Tuesday, December 23, 2008

Striving for that image...

I'm reading The Cost of Discipleship by Dietrich Bonhoeffer. I read the most amazing thing this morning and I'd like to share it with you. The chapter is "The Image of Christ." He's talking about how we are created in the image of God (Genesis 1:27), but that image is marred because we are fallen people. We fall short of the mark (Romans 3:23), yet we still strive to be like God again. This is his response:

"But the riddle of human nature was still unsolved. With the loss of the God-like nature God had given him, man had forfeited the destiny of his being, which was to be like God. In short, man had ceased to be man. He must live without the ability to live. Herein lies the paradox of human nature and the source of all our woe. Since that day, the sons of Adam in all their pride have striven to recover the divine image by their own efforts. The more serious and devoted their attempt to regain the lost image and the more proud and convincing their apparent success, the greater their contradiction to God. Their misshapen form, modelled after the god they have invented for themselves, grows more and more like the image of Satan, though they are unaware of it. The divine image, which God in his grace had given to man, is lost for ever on this earth.

"But God does not neglect His lost creature. He plans to re-create His image in man, to recover His first delight in His handiwork. He is seeking in it His own image so that He may love it. But there is only one way to achieve this purpose and that is for God, out of sheer mercy, to assume the image and form of fallen man. As man can no longer be like the image of God, God must become like the image of man. But His restoration of the divine image concerns not just a part, but the whole of human nature. It is not enough for man simply to recover right ideas about God, or to obey His will in the isolated actions of his life. No, man must be re-fashioned as a living whole in the image of God. His whole form, body, soul and spirit, must once more bear that image on earth. Such is God's purpose and destiny for man. His good pleasure can rest only on His perfected image.
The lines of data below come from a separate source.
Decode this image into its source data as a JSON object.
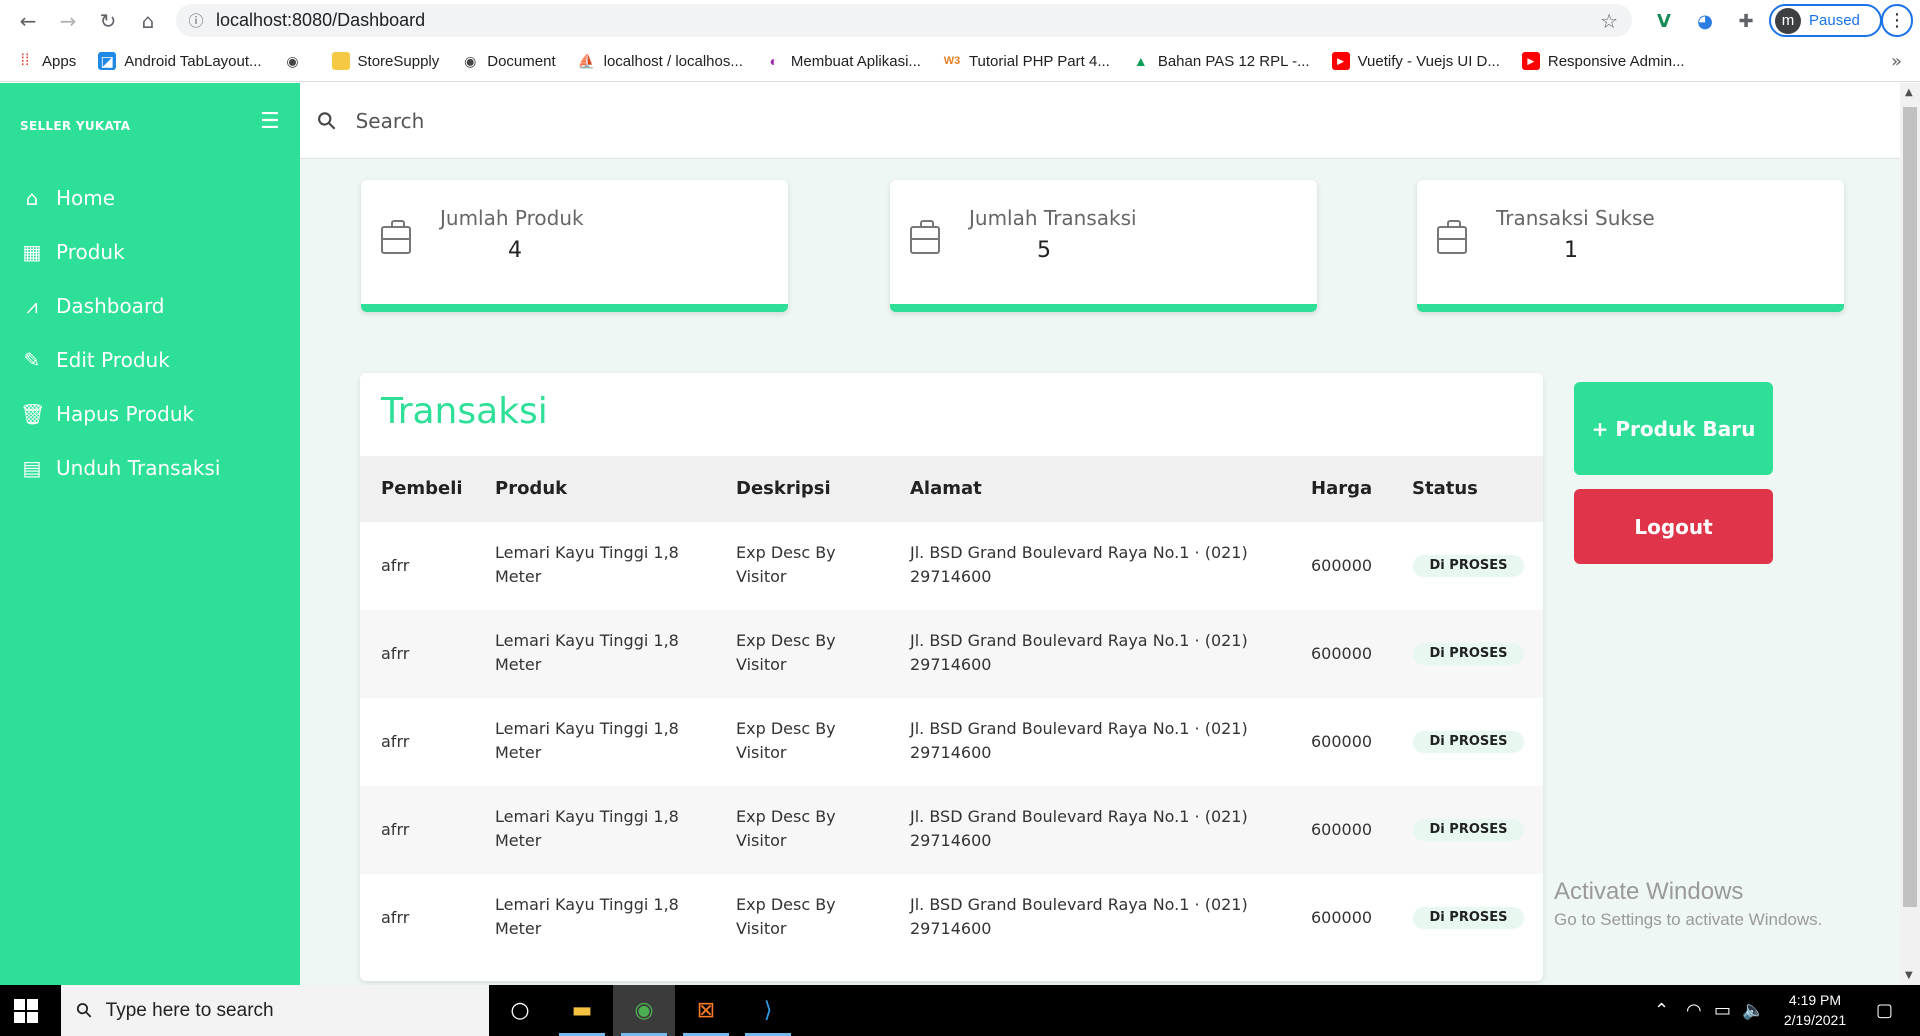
{
  "browser": {
    "url": "localhost:8080/Dashboard",
    "profile_initial": "m",
    "profile_status": "Paused",
    "bookmarks": [
      {
        "label": "Apps",
        "icon": "apps-grid-icon"
      },
      {
        "label": "Android TabLayout...",
        "icon": "android-icon"
      },
      {
        "label": "",
        "icon": "globe-icon"
      },
      {
        "label": "StoreSupply",
        "icon": "folder-icon"
      },
      {
        "label": "Document",
        "icon": "globe-icon"
      },
      {
        "label": "localhost / localhos...",
        "icon": "phpmyadmin-icon"
      },
      {
        "label": "Membuat Aplikasi...",
        "icon": "site-icon"
      },
      {
        "label": "Tutorial PHP Part 4...",
        "icon": "site-icon"
      },
      {
        "label": "Bahan PAS 12 RPL -...",
        "icon": "drive-icon"
      },
      {
        "label": "Vuetify - Vuejs UI D...",
        "icon": "youtube-icon"
      },
      {
        "label": "Responsive Admin...",
        "icon": "youtube-icon"
      }
    ],
    "more": "»"
  },
  "sidebar": {
    "brand": "SELLER YUKATA",
    "items": [
      {
        "label": "Home",
        "icon": "home-icon"
      },
      {
        "label": "Produk",
        "icon": "table-icon"
      },
      {
        "label": "Dashboard",
        "icon": "chart-line-icon"
      },
      {
        "label": "Edit Produk",
        "icon": "edit-icon"
      },
      {
        "label": "Hapus Produk",
        "icon": "trash-icon"
      },
      {
        "label": "Unduh Transaksi",
        "icon": "excel-file-icon"
      }
    ]
  },
  "search": {
    "placeholder": "Search"
  },
  "stats": [
    {
      "title": "Jumlah Produk",
      "value": "4"
    },
    {
      "title": "Jumlah Transaksi",
      "value": "5"
    },
    {
      "title": "Transaksi Sukse",
      "value": "1"
    }
  ],
  "transactions": {
    "title": "Transaksi",
    "columns": [
      "Pembeli",
      "Produk",
      "Deskripsi",
      "Alamat",
      "Harga",
      "Status"
    ],
    "rows": [
      {
        "pembeli": "afrr",
        "produk1": "Lemari Kayu Tinggi 1,8",
        "produk2": "Meter",
        "desk1": "Exp Desc By",
        "desk2": "Visitor",
        "alamat1": "Jl. BSD Grand Boulevard Raya No.1 · (021)",
        "alamat2": "29714600",
        "harga": "600000",
        "status": "Di PROSES"
      },
      {
        "pembeli": "afrr",
        "produk1": "Lemari Kayu Tinggi 1,8",
        "produk2": "Meter",
        "desk1": "Exp Desc By",
        "desk2": "Visitor",
        "alamat1": "Jl. BSD Grand Boulevard Raya No.1 · (021)",
        "alamat2": "29714600",
        "harga": "600000",
        "status": "Di PROSES"
      },
      {
        "pembeli": "afrr",
        "produk1": "Lemari Kayu Tinggi 1,8",
        "produk2": "Meter",
        "desk1": "Exp Desc By",
        "desk2": "Visitor",
        "alamat1": "Jl. BSD Grand Boulevard Raya No.1 · (021)",
        "alamat2": "29714600",
        "harga": "600000",
        "status": "Di PROSES"
      },
      {
        "pembeli": "afrr",
        "produk1": "Lemari Kayu Tinggi 1,8",
        "produk2": "Meter",
        "desk1": "Exp Desc By",
        "desk2": "Visitor",
        "alamat1": "Jl. BSD Grand Boulevard Raya No.1 · (021)",
        "alamat2": "29714600",
        "harga": "600000",
        "status": "Di PROSES"
      },
      {
        "pembeli": "afrr",
        "produk1": "Lemari Kayu Tinggi 1,8",
        "produk2": "Meter",
        "desk1": "Exp Desc By",
        "desk2": "Visitor",
        "alamat1": "Jl. BSD Grand Boulevard Raya No.1 · (021)",
        "alamat2": "29714600",
        "harga": "600000",
        "status": "Di PROSES"
      }
    ]
  },
  "actions": {
    "new_product": "+ Produk Baru",
    "logout": "Logout"
  },
  "watermark": {
    "line1": "Activate Windows",
    "line2": "Go to Settings to activate Windows."
  },
  "taskbar": {
    "search_placeholder": "Type here to search",
    "time": "4:19 PM",
    "date": "2/19/2021"
  },
  "colors": {
    "accent": "#2ddf97",
    "danger": "#e0344b"
  }
}
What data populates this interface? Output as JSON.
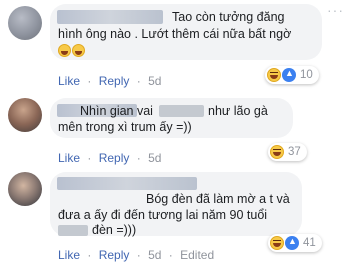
{
  "comments": [
    {
      "lines": [
        "Tao còn tưởng đăng",
        "hình ông nào . Lướt thêm cái nữa bất ngờ"
      ],
      "actions": {
        "like": "Like",
        "reply": "Reply",
        "time": "5d"
      },
      "reaction_count": "10"
    },
    {
      "lines": [
        "Nhìn gian vai",
        "như lão gà",
        "mên trong xì trum ấy =))"
      ],
      "actions": {
        "like": "Like",
        "reply": "Reply",
        "time": "5d"
      },
      "reaction_count": "37"
    },
    {
      "lines": [
        "Bóg đèn đã làm mờ a t và",
        "đưa a ấy đi đến tương lai năm 90 tuổi",
        "đèn =)))"
      ],
      "actions": {
        "like": "Like",
        "reply": "Reply",
        "time": "5d",
        "edited": "Edited"
      },
      "reaction_count": "41"
    }
  ],
  "separator": "·",
  "icons": {
    "haha": "haha-reaction-icon",
    "like": "like-reaction-icon",
    "more": "more-options-icon"
  },
  "colors": {
    "link": "#4267b2",
    "meta": "#90949c",
    "bubble": "#f2f3f5"
  }
}
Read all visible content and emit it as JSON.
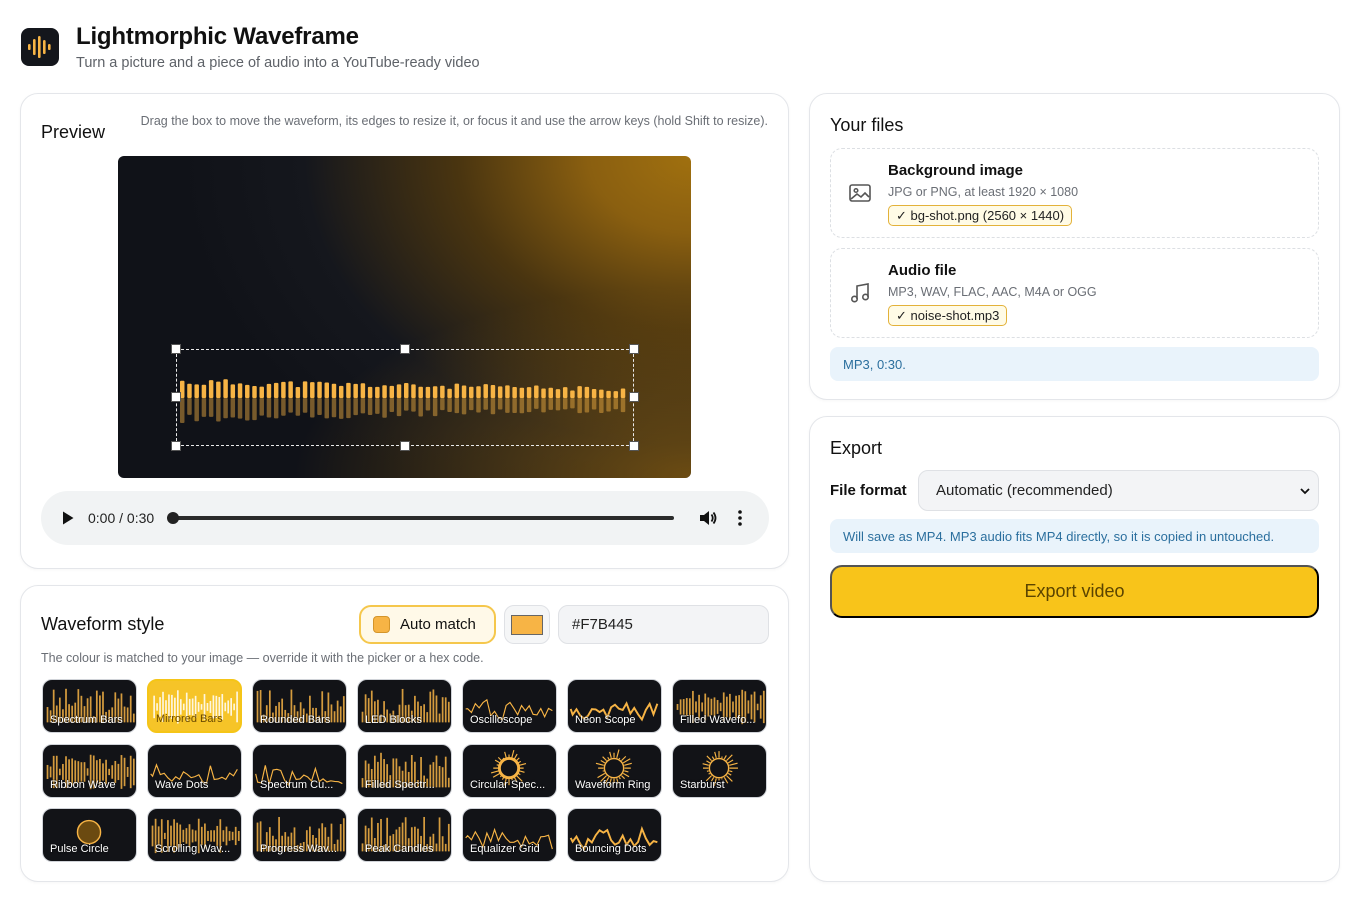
{
  "app": {
    "title": "Lightmorphic Waveframe",
    "subtitle": "Turn a picture and a piece of audio into a YouTube-ready video",
    "logo_icon": "waveform-logo-icon"
  },
  "preview": {
    "title": "Preview",
    "hint": "Drag the box to move the waveform, its edges to resize it, or focus it and use the arrow keys (hold Shift to resize).",
    "player": {
      "time": "0:00 / 0:30",
      "progress": 0
    }
  },
  "style": {
    "title": "Waveform style",
    "auto_match_label": "Auto match",
    "color": "#F7B445",
    "hex_value": "#F7B445",
    "note": "The colour is matched to your image — override it with the picker or a hex code.",
    "selected": "Mirrored Bars",
    "tiles": [
      {
        "label": "Spectrum Bars"
      },
      {
        "label": "Mirrored Bars"
      },
      {
        "label": "Rounded Bars"
      },
      {
        "label": "LED Blocks"
      },
      {
        "label": "Oscilloscope"
      },
      {
        "label": "Neon Scope"
      },
      {
        "label": "Filled Wavefo..."
      },
      {
        "label": "Ribbon Wave"
      },
      {
        "label": "Wave Dots"
      },
      {
        "label": "Spectrum Cu..."
      },
      {
        "label": "Filled Spectr..."
      },
      {
        "label": "Circular Spec..."
      },
      {
        "label": "Waveform Ring"
      },
      {
        "label": "Starburst"
      },
      {
        "label": "Pulse Circle"
      },
      {
        "label": "Scrolling Wav..."
      },
      {
        "label": "Progress Wav..."
      },
      {
        "label": "Peak Candles"
      },
      {
        "label": "Equalizer Grid"
      },
      {
        "label": "Bouncing Dots"
      }
    ]
  },
  "files": {
    "title": "Your files",
    "background": {
      "name": "Background image",
      "hint": "JPG or PNG, at least 1920 × 1080",
      "chip": "✓ bg-shot.png (2560 × 1440)"
    },
    "audio": {
      "name": "Audio file",
      "hint": "MP3, WAV, FLAC, AAC, M4A or OGG",
      "chip": "✓ noise-shot.mp3"
    },
    "info": "MP3, 0:30."
  },
  "export": {
    "title": "Export",
    "format_label": "File format",
    "format_value": "Automatic (recommended)",
    "info": "Will save as MP4. MP3 audio fits MP4 directly, so it is copied in untouched.",
    "button_label": "Export video"
  },
  "colors": {
    "accent": "#F8C41A",
    "waveform": "#F7B445",
    "info_bg": "#E9F3FB",
    "info_text": "#2B6F9E"
  }
}
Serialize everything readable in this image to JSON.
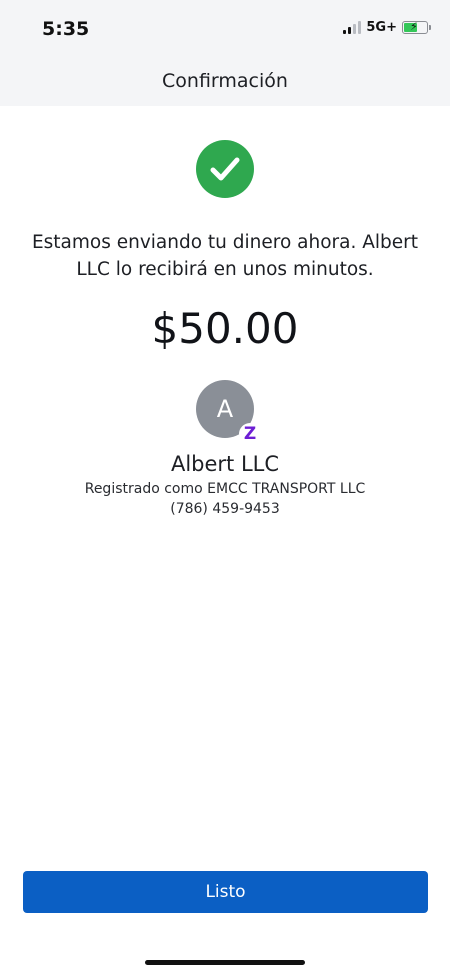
{
  "status_bar": {
    "time": "5:35",
    "network": "5G+",
    "signal_bars_active": 2,
    "signal_bars_total": 4,
    "battery_level": 0.6,
    "charging": true,
    "battery_color": "#34c759"
  },
  "header": {
    "title": "Confirmación"
  },
  "confirmation": {
    "icon": "check-circle-icon",
    "icon_color": "#2fa84f",
    "message": "Estamos enviando tu dinero ahora. Albert LLC lo recibirá en unos minutos.",
    "amount": "$50.00"
  },
  "recipient": {
    "avatar_initial": "A",
    "avatar_color": "#8a8f97",
    "badge_icon": "zelle-icon",
    "badge_glyph": "Z",
    "badge_color": "#6d1ed4",
    "name": "Albert LLC",
    "registered_as": "Registrado como EMCC TRANSPORT LLC",
    "phone": "(786) 459-9453"
  },
  "footer": {
    "done_label": "Listo",
    "button_color": "#0b5fc4"
  }
}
"God sends His Son - here lies the only remedy. It is not enough to give man a new philosophy or a better religion. A Man comes to men. Every man bears an image. His body and his life become visible. A man is not a bare word, a thought or a will. He is above all and always a man, a form, an image, a brother. And thus He does not created around him just a new way of thought, will and action, but He gives us the new image, the new form. Now in Jesus Christ this is just what has happened. The image of God has entered our midst, in the form of our fallen life, in the likeness of sinful flesh. In the teaching and acts of Christ, in His life and death, the image of God is revealed. In Him the divine image has been re-created on earth. The Incarnation, the words and acts of Jesus, His death on the cross, are all indispensable parts of that image. But it is not the same image as Adam bore in the primal glory of paradise. Rather, it is the image of One who enters a world of sin and death, who takes upon Himself all the sorrows of humanity, who meekly bears God's wrath and judgement against sinners, and obeys His will with unswerving devotion in suffering and death, the Man born to poverty, the Friend of publicans and sinners, the Man of sorrows, rejected of man and forsaken of God. Here is God made man, here is man in the new image of God.

"To be conformed to the image of Christ is not an ideal to be striven after. It is not as though we had to imitate Him as well as we could. We cannot transform ourselves into His image; it is rather the form of Christ which seeks to be formed in us (Gal. 4:19), and to be manifested in us. Christ's work in us is not finished until He has perfected His own form in us. We must be assimilated to the form of Christ in its entirety, the form of Christ incarnate, crucified and glorified."

"Their life is marked by a daily dying in the war between the flesh and the spirit, and in the mortal agony the devil inflicts upon them day by day."

Gasp.

1 comment:

Anonymous said...

my sis loves Bonhoeffer. kudos babe.